Is there a reason why as I programmer I should prefer the non-FIFO
semantics, or is it implemented that way for efficiency?
Tom
El Jul 10, 2013, a las 5:20, "Edward Z. Yang"
GHC HEAD recently got a new primitive: atomicReadMVar#, which allows you to read MVars without first taking and then putting back (removing a nasty race where readMVar only works properly when there are no waiting putters).
atomicReadMVar behaves differently from readMVar. The key differences are:
- An atomicReadMVar op never causes an MVar to become "empty" at any point. This means less programs deadlock now.

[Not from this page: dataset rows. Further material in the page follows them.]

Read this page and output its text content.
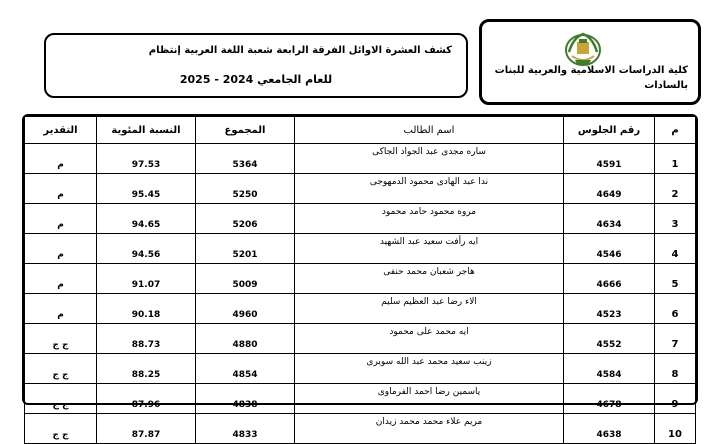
كشف العشرة الاوائل الفرقة الرابعة شعبة اللغة العربية إنتظام
للعام الجامعي 2024 - 2025
كلية الدراسات الاسلامية والعربية للبنات
بالسادات
م	رقم الجلوس	اسم الطالب	المجموع	النسبة المئوية	التقدير
1	4591	ساره مجدى عبد الجواد الجاكى	5364	97.53	م
2	4649	ندا عبد الهادى محمود الدمهوجى	5250	95.45	م
3	4634	مروه محمود حامد محمود	5206	94.65	م
4	4546	ايه رأفت سعيد عبد الشهيد	5201	94.56	م
5	4666	هاجر شعبان محمد حنفى	5009	91.07	م
6	4523	الاء رضا عبد العظيم سليم	4960	90.18	م
7	4552	ايه محمد على محمود	4880	88.73	ج ج
8	4584	زينب سعيد محمد عبد الله سويرى	4854	88.25	ج ج
9	4678	ياسمين رضا احمد الفرماوى	4838	87.96	ج ج
10	4638	مريم علاء محمد محمد زيدان	4833	87.87	ج ج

- An blocked atomicReadMVar is always served by the *first* putMVar to arrive (it cuts to the head of the queue), whereas readMVar obeyed the FIFO ordering. This means this program behaves differently:
m <- newEmptyMVar forkIO $ takeMVar m threadDelay 100 forkIO $ print =<< readMVar m {- atomicReadMVar m -} threadDelay 100 putMVar m 1 putMVar m 2 -- readMVar: outputs 2 -- atomicReadMVar: outputs 1
It actually would not be too difficult to add support for atomicReadMVar which *does* respect the FIFO ordering but I don't have a sense when that would be useful.
The general feeling Simon and I have is that everyone really wanted to make believe readMVar was atomicReadMVar, and so maybe we should break BC and make readMVar do the right thing. But it is probably worth some discussion, and I entreat you to think about the second point more carefully.